15 sit PLE from hospital as girl delivers during the exams

Primary Leaving Examinations (PLE) ended smoothly yesterday despite hiccups such as candidates sitting the papers from hospital, officials said. A total of 237,181 sat PLE this year, a significant increase from 194,679 last year, figures from Rwanda education Board (REB) show.

Primary Leaving Examinations (PLE) ended smoothly yesterday despite hiccups such as candidates sitting the papers from hospital, officials said.

A total of 237,181 sat PLE this year, a significant increase from 194,679 last year, figures from Rwanda education Board (REB) show.

PLE started on Monday and concluded yesterday.

Candidates sat five subjects; Mathematics, Science and Elementary Technology, Social Studies, English, and Kinyarwanda.

Speaking to The New Times, Michael Tusiime, the deputy director in charge of examinations and accreditation at REB, said the exams ended smoothly.

“We are still gathering information but we have not received any report about malpractice, which is a great improvement. However, there are cases of malpractices that are discovered in marking process and we will be vigilant,” he said.

Marking scripts, he said, will start on Monday and is expected to end within three weeks.

The teachers marking the exams will first do the same paper and dummies will be marked to harmonise the marking, he added.

15 candidates were sick

Tusiime said at least 15 candidates sat exams while sick, some from hospital.

One candidate delivered on Tuesday and sat her last paper from Kamonyi District Hospital, he said.

Some others were either admitted or taken to hospital for treatment. They include one female who sat exams while admitted at King Faisal Hospital, Kigali, according to officials.

“About 15 candidates managed to sit exams while sick after doctors’ consent. It was their right and they managed to complete the exams. This is the kind of bravery we need, nothing should stand in the way of academic pursuit,” he said.

Candidates speak out

Candidates who spoke to The New Times yesterday said they had done their best. Many expressed optimism that they will make it to secondary school next academic year.

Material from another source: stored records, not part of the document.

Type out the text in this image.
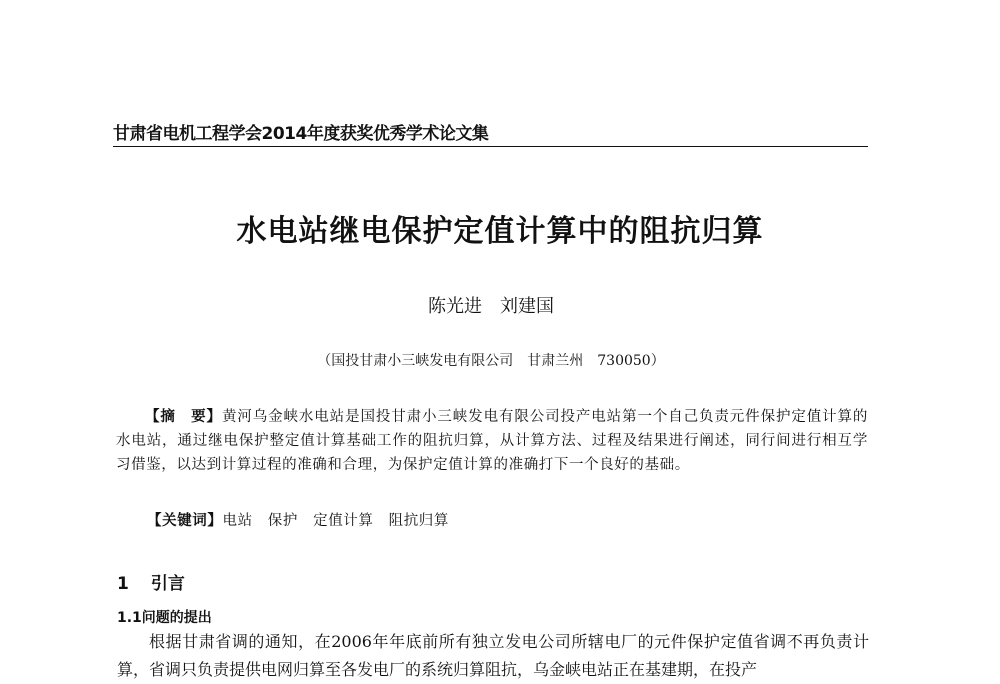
甘肃省电机工程学会2014年度获奖优秀学术论文集
水电站继电保护定值计算中的阻抗归算
陈光进　刘建国
（国投甘肃小三峡发电有限公司　甘肃兰州　730050）
【摘　要】黄河乌金峡水电站是国投甘肃小三峡发电有限公司投产电站第一个自己负责元件保护定值计算的水电站，通过继电保护整定值计算基础工作的阻抗归算，从计算方法、过程及结果进行阐述，同行间进行相互学习借鉴，以达到计算过程的准确和合理，为保护定值计算的准确打下一个良好的基础。
【关键词】电站　保护　定值计算　阻抗归算
1 引言
1.1问题的提出
根据甘肃省调的通知，在2006年年底前所有独立发电公司所辖电厂的元件保护定值省调不再负责计算，省调只负责提供电网归算至各发电厂的系统归算阻抗，乌金峡电站正在基建期，在投产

Tony Prince Uwizeye, 13, from Ecole Primaire Ntwari, said: “The exams were not that hard.

“English was easy, Mathematics was hard while the three others were moderate. I hope I will pass, join secondary and my dream is to become an engineer in the near future,” he said.

Meanwhile, Ordinary and Advanced Level exams will start on Monday.

Some 98,268 candidates are expected to sit O-Level exams, up from 91,492 last year, while 44,037 candidates are registered to sit A-Level this year, compared to 41,719 last year.

This time round, candidates from Teachers’ Training Colleges (TTCs) will sit REB exams for the first time, unlike previously when they were under University of Rwanda’s College of Education.

Over 3,000 TTC students will national exams this year.